5. Guidance — “Telling and showing children how to cope, how to deal, how to create, how to succeed. Guidance involves how-to techniques such as how to do the dishes or drive a car but at essence guidance is about beliefs — belief in the sense of action motivated and circumscribed by values held by the parents. In the wealth context, guidance on budgeting is essential, and guidance on philanthropy, which may come from participating in family philanthropy together as a group, are good examples. Parents of wealthy kids are worried about passing their values to their children, but they needn’t worry about that if they are present to them, in quality and non-quality times.”

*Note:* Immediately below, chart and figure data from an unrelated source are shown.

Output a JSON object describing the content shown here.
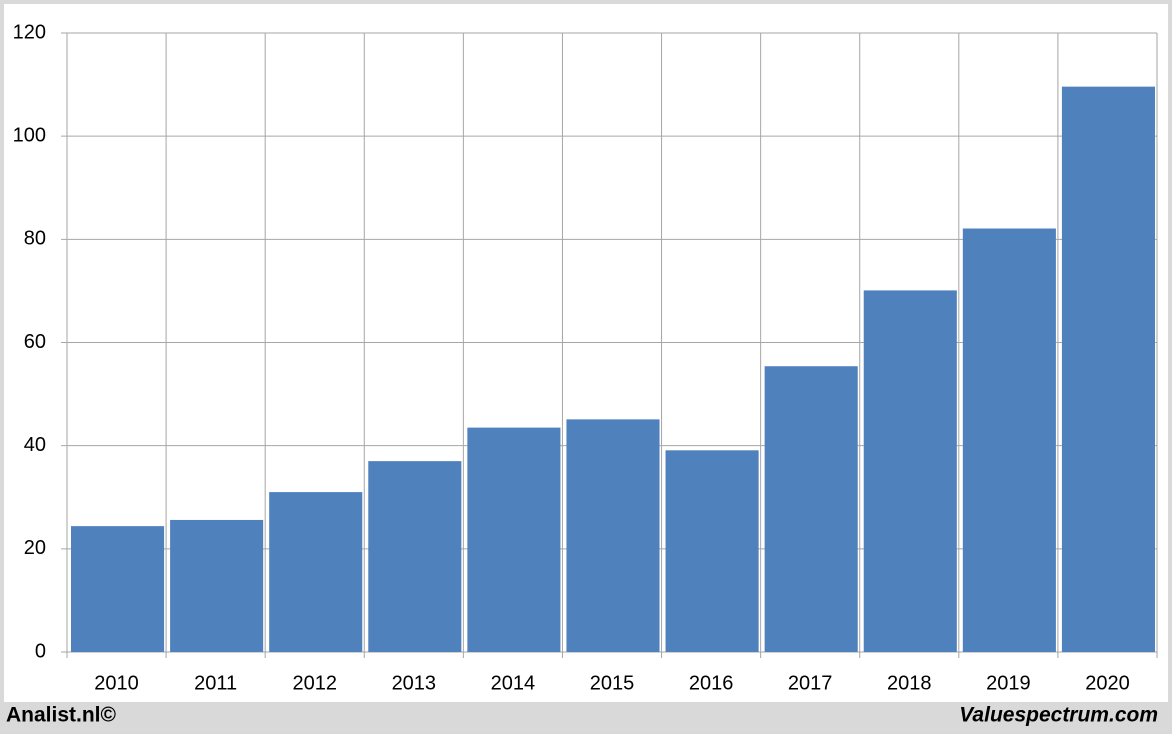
{
  "chart_data": {
    "type": "bar",
    "categories": [
      "2010",
      "2011",
      "2012",
      "2013",
      "2014",
      "2015",
      "2016",
      "2017",
      "2018",
      "2019",
      "2020"
    ],
    "values": [
      24.4,
      25.6,
      31,
      37,
      43.5,
      45.1,
      39.1,
      55.4,
      70.1,
      82.1,
      109.6
    ],
    "color": "#4f81bd",
    "ylim": [
      0,
      120
    ],
    "yticks": [
      0,
      20,
      40,
      60,
      80,
      100,
      120
    ],
    "grid": true,
    "annotations": [
      "Analist.nl©",
      "Valuespectrum.com"
    ]
  }
}
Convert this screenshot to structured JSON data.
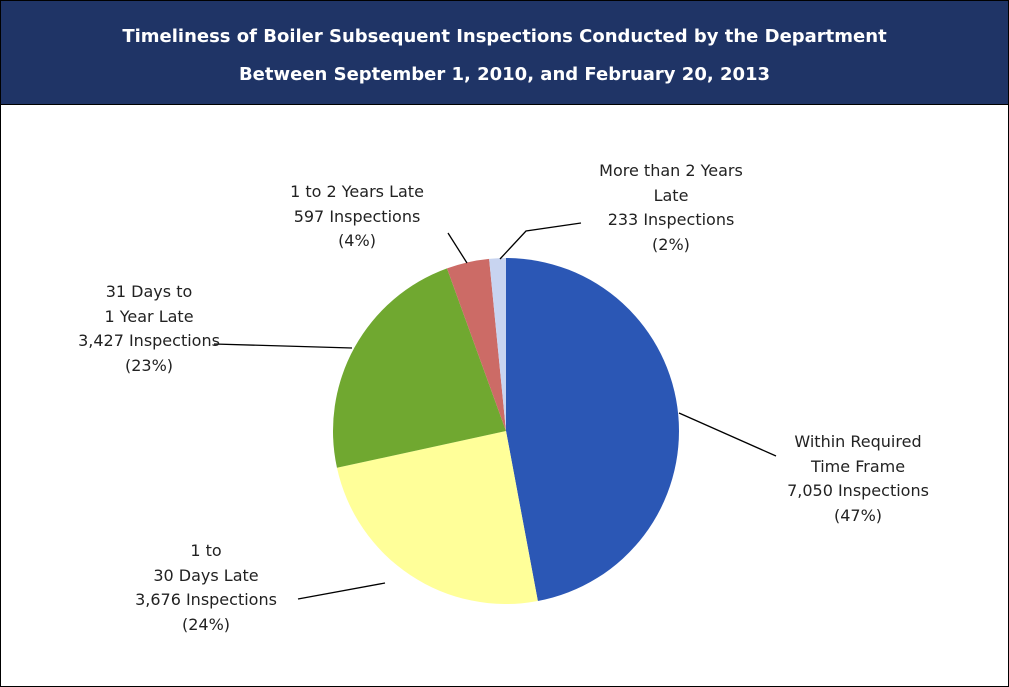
{
  "chart_data": {
    "type": "pie",
    "title": "Timeliness of Boiler Subsequent Inspections Conducted by the Department",
    "subtitle": "Between September 1, 2010, and February 20, 2013",
    "categories": [
      "Within Required\nTime Frame",
      "1 to\n30 Days Late",
      "31 Days to\n1 Year Late",
      "1  to 2 Years Late",
      "More than 2 Years\nLate"
    ],
    "values": [
      7050,
      3676,
      3427,
      597,
      233
    ],
    "value_labels": [
      "7,050 Inspections",
      "3,676 Inspections",
      "3,427 Inspections",
      "597 Inspections",
      "233 Inspections"
    ],
    "percent_labels": [
      "(47%)",
      "(24%)",
      "(23%)",
      "(4%)",
      "(2%)"
    ],
    "colors": [
      "#2b57b5",
      "#ffff99",
      "#70a830",
      "#cc6b66",
      "#c8d4f0"
    ]
  }
}
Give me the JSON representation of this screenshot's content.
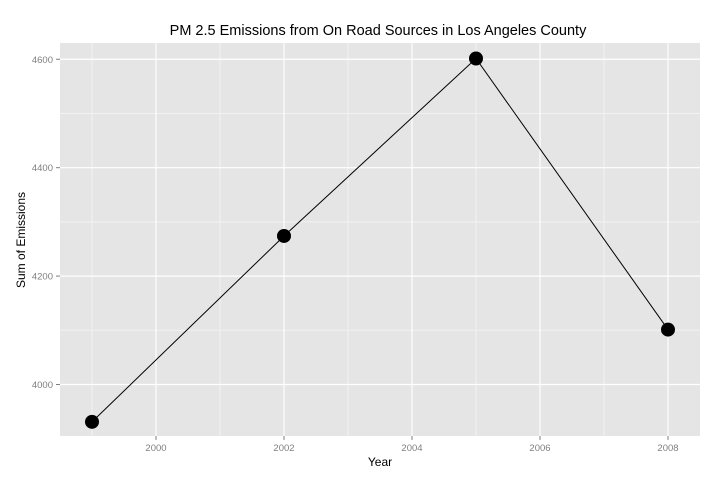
{
  "chart_data": {
    "type": "line",
    "title": "PM 2.5 Emissions from On Road Sources in Los Angeles County",
    "xlabel": "Year",
    "ylabel": "Sum of Emissions",
    "x": [
      1999,
      2002,
      2005,
      2008
    ],
    "series": [
      {
        "values": [
          3931.1,
          4274.0,
          4601.4,
          4101.3
        ]
      }
    ],
    "xlim": [
      1998.5,
      2008.5
    ],
    "ylim": [
      3905,
      4630
    ],
    "x_ticks": [
      2000,
      2002,
      2004,
      2006,
      2008
    ],
    "x_tick_labels": [
      "2000",
      "2002",
      "2004",
      "2006",
      "2008"
    ],
    "y_ticks": [
      4000,
      4200,
      4400,
      4600
    ],
    "y_tick_labels": [
      "4000",
      "4200",
      "4400",
      "4600"
    ],
    "grid": true,
    "legend": "none",
    "colors": {
      "panel_background": "#e5e5e5",
      "grid_major": "#ffffff",
      "grid_minor": "#f2f2f2",
      "line": "#000000",
      "point": "#000000",
      "tick_label": "#7f7f7f"
    }
  }
}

6. Respect — “This is really about listening. It is respectful to listen seriously to what the other person is saying seriously and to empathize with what the other is feeling genuinely.”

7. Trust — This means “relying on the other to act responsibly,” and to allow someone the opportunity to do the wrong thing.

8. Forgiveness — This is not about the glib “I forgive you.” “Forgiveness does not erase the hurt; by definition, it feels the hurt but decides to carry on the relationship despite the hurt.”

9. Religion or Spirituality — “My experience over the last 20 years tells me that children raised in an environment of religion tend to be more in touch with themselves than those who are not. When I use the word religion, I am not referring only to the organized religions — though I am not excluding them either — but I am speaking about an aspiration to higher and enduring truth.”

10. Letting Go — This is the most difficult and along with Necessaries and Affection, the most important. We must say to our kids, ‘I’ve done the lion’s share of the motherly or fatherly work, and I’m here and will be here for you as long as I can be; but the responsibility for you is now yours.’ ”

“So many entrepreneurs don’t like what they see when their kids turn 21 and now they’ve got time to fix it; but, generally speaking, they shouldn’t fix it,” he says. “This is love: resisting the temptation to take care of people who should be taking care of themselves.”